Two of the major players on our list of “Things We Can’t Live With or Without” are ‘free food’ and ‘co-workers making asses out of themselves.’ As you may have guessed, we may not have the healthiest of bonds with food (Thanks, Mom), and while our office mates’ constant fuckassery may be amusing, it isn’t making our work days any easier or doing anything great for our overall nerves. These two elements are, of course, combined in an unholy union during those horrifying and yet glorious spectacles known across the land as office parties.
Unfortunately, instead of reveling in gorgeous clothes, awkward office romance, and after hours punch bowls full of the liquor with which our office is well stocked year round, we get something that looks more like this:
As if the holidays aren’t already fraught with diet killers and food enablers around every corner, offices are rife with So-and-So’s FAMOUS cookies/brownies/cupcakes/mac and cheese/potatoes/four course dinner. You know what’s not on that list? Salad. Don’t get us wrong, we’re as delighted as can be when we discover that Spacey Secretary has a big bowl of festive York mints on her desk, but the constant stream of free food is a blessing and curse. Knowing our coworkers as you do (because surely you’ve read up on them!), you won’t be shocked to learn that they have plenty to say about our growing (or shrinking) waistlines.
Eating habits aside, we make a point to show up to every office gathering possible, from birthdays and anniversaries (with the company and each other) to volunteer gatherings and building redesigns. Spent Supervisor avoids them like the plague, and maybe we would as well after spending 10 years with these guys, but the novelty has certainly not worn off on us. We also know that the real stories lie not in the food, but in the conglomeration of all the different kinds of office crazy in a confined celebratory setting.

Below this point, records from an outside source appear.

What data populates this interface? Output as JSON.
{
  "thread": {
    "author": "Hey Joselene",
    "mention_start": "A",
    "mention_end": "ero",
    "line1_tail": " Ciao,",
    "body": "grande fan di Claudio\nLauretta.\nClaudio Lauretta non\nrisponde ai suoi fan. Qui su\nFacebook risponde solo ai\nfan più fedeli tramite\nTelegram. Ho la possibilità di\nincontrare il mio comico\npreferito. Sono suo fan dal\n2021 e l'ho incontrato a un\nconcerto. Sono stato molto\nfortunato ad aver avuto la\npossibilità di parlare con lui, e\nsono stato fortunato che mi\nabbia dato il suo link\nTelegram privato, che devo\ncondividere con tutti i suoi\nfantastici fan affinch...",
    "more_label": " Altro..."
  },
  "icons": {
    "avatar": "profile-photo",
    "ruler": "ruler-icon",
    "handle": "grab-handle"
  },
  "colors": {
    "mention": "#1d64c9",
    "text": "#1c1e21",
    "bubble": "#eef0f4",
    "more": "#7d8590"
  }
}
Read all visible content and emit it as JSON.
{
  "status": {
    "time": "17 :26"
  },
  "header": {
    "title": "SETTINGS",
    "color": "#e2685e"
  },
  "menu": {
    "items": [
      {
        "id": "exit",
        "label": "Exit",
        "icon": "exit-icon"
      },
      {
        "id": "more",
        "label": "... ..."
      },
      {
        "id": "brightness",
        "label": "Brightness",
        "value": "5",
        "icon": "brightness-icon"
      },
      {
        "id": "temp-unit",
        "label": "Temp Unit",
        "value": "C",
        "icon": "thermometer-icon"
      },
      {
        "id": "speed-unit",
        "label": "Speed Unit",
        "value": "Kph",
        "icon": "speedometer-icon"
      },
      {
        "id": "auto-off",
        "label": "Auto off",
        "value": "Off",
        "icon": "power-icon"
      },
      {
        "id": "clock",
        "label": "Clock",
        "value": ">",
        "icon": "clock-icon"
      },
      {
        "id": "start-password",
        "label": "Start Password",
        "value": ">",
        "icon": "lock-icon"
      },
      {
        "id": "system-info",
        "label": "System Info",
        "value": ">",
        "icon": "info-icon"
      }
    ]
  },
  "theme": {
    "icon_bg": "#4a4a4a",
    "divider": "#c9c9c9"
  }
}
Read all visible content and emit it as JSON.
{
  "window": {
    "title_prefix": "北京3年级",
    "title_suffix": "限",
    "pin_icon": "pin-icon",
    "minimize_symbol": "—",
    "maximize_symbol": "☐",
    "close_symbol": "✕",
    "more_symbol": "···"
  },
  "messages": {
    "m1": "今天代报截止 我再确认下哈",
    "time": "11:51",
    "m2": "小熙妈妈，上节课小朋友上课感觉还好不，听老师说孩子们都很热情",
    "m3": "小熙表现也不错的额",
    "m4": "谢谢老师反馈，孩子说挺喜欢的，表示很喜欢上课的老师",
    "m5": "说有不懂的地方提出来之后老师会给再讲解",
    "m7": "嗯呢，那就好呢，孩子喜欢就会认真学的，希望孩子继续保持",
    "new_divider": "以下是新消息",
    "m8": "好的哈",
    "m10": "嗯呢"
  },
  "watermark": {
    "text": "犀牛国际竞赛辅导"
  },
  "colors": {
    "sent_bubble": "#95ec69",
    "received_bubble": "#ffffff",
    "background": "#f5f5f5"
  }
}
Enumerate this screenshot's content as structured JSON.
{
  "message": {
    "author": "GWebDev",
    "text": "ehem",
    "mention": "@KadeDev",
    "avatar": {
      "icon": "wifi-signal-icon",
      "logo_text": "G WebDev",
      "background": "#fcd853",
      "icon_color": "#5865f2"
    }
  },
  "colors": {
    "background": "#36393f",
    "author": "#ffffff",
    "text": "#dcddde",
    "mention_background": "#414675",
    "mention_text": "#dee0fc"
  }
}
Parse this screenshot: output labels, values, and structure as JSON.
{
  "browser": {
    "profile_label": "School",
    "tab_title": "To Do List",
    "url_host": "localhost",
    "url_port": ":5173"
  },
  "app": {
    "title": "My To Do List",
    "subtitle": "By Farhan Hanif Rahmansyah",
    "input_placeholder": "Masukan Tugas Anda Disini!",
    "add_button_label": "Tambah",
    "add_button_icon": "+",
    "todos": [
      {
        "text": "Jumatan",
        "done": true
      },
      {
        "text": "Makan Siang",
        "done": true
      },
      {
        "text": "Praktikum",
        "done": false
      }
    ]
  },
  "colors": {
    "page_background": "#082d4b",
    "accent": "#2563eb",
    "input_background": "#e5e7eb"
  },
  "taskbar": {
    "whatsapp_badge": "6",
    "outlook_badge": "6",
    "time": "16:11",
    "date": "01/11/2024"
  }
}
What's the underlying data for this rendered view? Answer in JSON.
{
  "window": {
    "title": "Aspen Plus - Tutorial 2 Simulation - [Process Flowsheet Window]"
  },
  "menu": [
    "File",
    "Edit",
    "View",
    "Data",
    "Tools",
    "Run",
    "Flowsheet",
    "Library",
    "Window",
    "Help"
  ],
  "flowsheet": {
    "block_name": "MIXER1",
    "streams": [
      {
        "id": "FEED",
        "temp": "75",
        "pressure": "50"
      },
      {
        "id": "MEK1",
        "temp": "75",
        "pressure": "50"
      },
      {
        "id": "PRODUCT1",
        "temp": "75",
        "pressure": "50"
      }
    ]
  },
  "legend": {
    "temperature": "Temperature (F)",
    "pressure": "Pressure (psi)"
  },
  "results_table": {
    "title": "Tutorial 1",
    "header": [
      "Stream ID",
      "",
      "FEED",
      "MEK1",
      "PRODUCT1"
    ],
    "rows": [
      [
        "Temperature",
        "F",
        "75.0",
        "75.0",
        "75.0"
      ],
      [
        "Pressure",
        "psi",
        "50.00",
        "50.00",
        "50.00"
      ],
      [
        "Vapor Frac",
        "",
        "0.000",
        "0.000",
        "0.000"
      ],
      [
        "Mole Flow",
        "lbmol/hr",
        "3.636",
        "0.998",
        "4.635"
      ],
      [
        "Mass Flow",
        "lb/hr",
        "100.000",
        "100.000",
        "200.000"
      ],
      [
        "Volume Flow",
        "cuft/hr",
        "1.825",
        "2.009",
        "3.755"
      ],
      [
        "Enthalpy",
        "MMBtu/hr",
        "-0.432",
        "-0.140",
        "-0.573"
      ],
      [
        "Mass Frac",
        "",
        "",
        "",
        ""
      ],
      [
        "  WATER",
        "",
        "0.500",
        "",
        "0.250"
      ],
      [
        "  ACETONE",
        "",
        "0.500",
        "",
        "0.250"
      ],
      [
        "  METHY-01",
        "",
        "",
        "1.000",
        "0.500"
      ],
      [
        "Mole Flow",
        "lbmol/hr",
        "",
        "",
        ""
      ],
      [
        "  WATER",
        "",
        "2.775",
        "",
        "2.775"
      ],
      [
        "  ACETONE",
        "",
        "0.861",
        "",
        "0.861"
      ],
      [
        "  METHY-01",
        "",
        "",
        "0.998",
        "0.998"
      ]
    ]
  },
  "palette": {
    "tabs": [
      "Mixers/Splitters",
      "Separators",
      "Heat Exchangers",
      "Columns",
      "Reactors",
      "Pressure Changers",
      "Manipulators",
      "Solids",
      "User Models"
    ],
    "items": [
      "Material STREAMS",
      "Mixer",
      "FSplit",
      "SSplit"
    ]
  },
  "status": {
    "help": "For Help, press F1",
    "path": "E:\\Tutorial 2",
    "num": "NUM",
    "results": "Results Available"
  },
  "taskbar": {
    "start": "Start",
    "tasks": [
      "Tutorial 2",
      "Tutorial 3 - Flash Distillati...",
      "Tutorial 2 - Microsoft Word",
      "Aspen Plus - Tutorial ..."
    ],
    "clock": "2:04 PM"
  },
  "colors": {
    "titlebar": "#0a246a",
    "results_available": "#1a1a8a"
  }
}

We always grab seats in a corner, giving ourselves as wide of a view as possible (and preventing sneak attacks from Time Thieves), whip out our notebooks, and watch the awfully awkward office banter on non-work topics unfold. Since most members of each department hate each other (unless they are temporarily allied in their complaints of a different department’s low quality of work/disrespect for deadlines/general smarmy disposition), a unique set of cliques form. These small groups consist of: overly-religious loudmouths, people who have been at the company forever, aggressive knitters, smokers, carpoolers from the east, “foodies” (allergic to gluten/allergic to dairy/health nut/faux health nut/vegetarian/faux vegetarian/elaborate baker), confused newbies, and people who really are just there for food.
Scattered throughout are the completely oblivious nice folks, like Spacey Secretary, who have never really figured out the rules of these parties and formed a table of their own, and are thus each trapped trying to make pleasant conversation on their table’s topic (“Well, I don’t have any patterns to share, but I did crochet an orange hat way back when for my high school boyfriend!”). No Boundaries tramples around the room forcing everyone to try their dish, which you’ll never believe was made with [surprising food substitute]/a recipe [dead relative] found on a box/a marriage ruiner, launching torpedoes of tolerance and planting mines of multiculturalism.
Perhaps the highlight of our year (at least when it comes to this particular topic), is the office Christmas party. Obviously we’re still thinking about it six months later...that’s how spectacular it is. Anya stumbled upon the party unexpectedly one year, and her shock and awe drove Paul to join her the next. This party has all of the makings of true office bullshit. Potluck? Check. During work hours? Check. No alcohol allowed? Check. Parody Christmas carols? Double motha fuckin check. Yes, we don’t just have carolers here...we have a freakish mashup of Dr. Seuss, Weird Al Yankovic, and Jingle Bells, sung aloud, by co-workers, in the middle of a totally sober afternoon. We experience these things so you don’t have to.